# Acceleration, velocity and position

1. Dec 2, 2005

### jjiimmyy101

I was given a bunch of data points (time vs angular acceleration). So I did some curve fitting and came up with an equation for angular acceleration. My problem is: If I'm given an equation for angular acceleration as a function of time and I want to find an equation for angular displacement as a function of time, how many initial conditions will I need to know to do this?

If I assume that initially the system is at rest with angular displacement=0, is that enough?? Is angular velocity=0 as well then?I'm thinking its not because from the data points I have angular acceleration at t=0 is a non-zero number.

Last edited: Dec 2, 2005
2. Dec 2, 2005

### Tuneman

It is enough information, because when given a equation of acceleration, and needing to find position, you must integrate twice (once to go from acceleration to velocity, the other to go from velocity to position). So when you integrate the first time, you will get a constant, that is your initial velocity.

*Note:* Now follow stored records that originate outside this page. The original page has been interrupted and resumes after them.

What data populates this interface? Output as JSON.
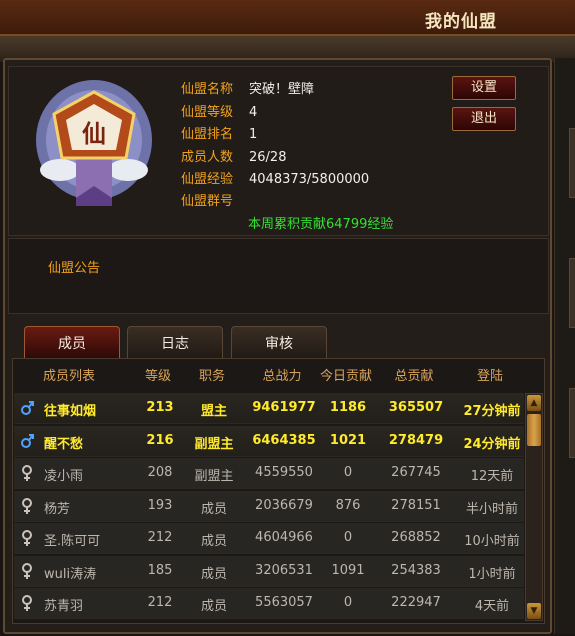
{
  "window": {
    "title": "我的仙盟"
  },
  "guild": {
    "fields": [
      {
        "key": "仙盟名称",
        "value": "突破！壁障"
      },
      {
        "key": "仙盟等级",
        "value": "4"
      },
      {
        "key": "仙盟排名",
        "value": "1"
      },
      {
        "key": "成员人数",
        "value": "26/28"
      },
      {
        "key": "仙盟经验",
        "value": "4048373/5800000"
      },
      {
        "key": "仙盟群号",
        "value": ""
      }
    ],
    "weekly": "本周累积贡献64799经验",
    "emblem_char": "仙"
  },
  "buttons": {
    "settings": "设置",
    "exit": "退出"
  },
  "notice": {
    "label": "仙盟公告"
  },
  "tabs": [
    "成员",
    "日志",
    "审核"
  ],
  "table": {
    "headers": [
      "成员列表",
      "等级",
      "职务",
      "总战力",
      "今日贡献",
      "总贡献",
      "登陆"
    ],
    "rows": [
      {
        "gender": "male",
        "online": true,
        "name": "往事如烟",
        "level": "213",
        "role": "盟主",
        "power": "9461977",
        "today": "1186",
        "total": "365507",
        "login": "27分钟前"
      },
      {
        "gender": "male",
        "online": true,
        "name": "醒不愁",
        "level": "216",
        "role": "副盟主",
        "power": "6464385",
        "today": "1021",
        "total": "278479",
        "login": "24分钟前"
      },
      {
        "gender": "female",
        "online": false,
        "name": "凌小雨",
        "level": "208",
        "role": "副盟主",
        "power": "4559550",
        "today": "0",
        "total": "267745",
        "login": "12天前"
      },
      {
        "gender": "female",
        "online": false,
        "name": "杨芳",
        "level": "193",
        "role": "成员",
        "power": "2036679",
        "today": "876",
        "total": "278151",
        "login": "半小时前"
      },
      {
        "gender": "female",
        "online": false,
        "name": "圣.陈可可",
        "level": "212",
        "role": "成员",
        "power": "4604966",
        "today": "0",
        "total": "268852",
        "login": "10小时前"
      },
      {
        "gender": "female",
        "online": false,
        "name": "wuli涛涛",
        "level": "185",
        "role": "成员",
        "power": "3206531",
        "today": "1091",
        "total": "254383",
        "login": "1小时前"
      },
      {
        "gender": "female",
        "online": false,
        "name": "苏青羽",
        "level": "212",
        "role": "成员",
        "power": "5563057",
        "today": "0",
        "total": "222947",
        "login": "4天前"
      }
    ]
  },
  "colors": {
    "label_orange": "#f2a21c",
    "online_yellow": "#ffea2c",
    "weekly_green": "#34e034",
    "male_blue": "#4fa3ff"
  }
}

The second time you integrate the constant will be your initial position. So in short, yes all you need to know are those two.

Yes when you see "initially at rest" the automatically means the initial velocity is 0.

Also, if your initial velocity is 0, that does not necissarily make your initial acceleration 0.

3. Dec 2, 2005

### jjiimmyy101

Thanks...so the 2 constants of integration after doing the integration and subbing in omega=0 and theta=0 at time=0 are zero then

Could you explain though how if the system is at rest initially, how there can be an initial angular acceleration?

4. Dec 3, 2005

### daniel_i_l

Lets say that the system was spinning to the left. If we know apply a constant force to the right, then it will slow down, get to zero, and start speeding up in the right direction. But in the middle it had 0 speed even though it had acceleration.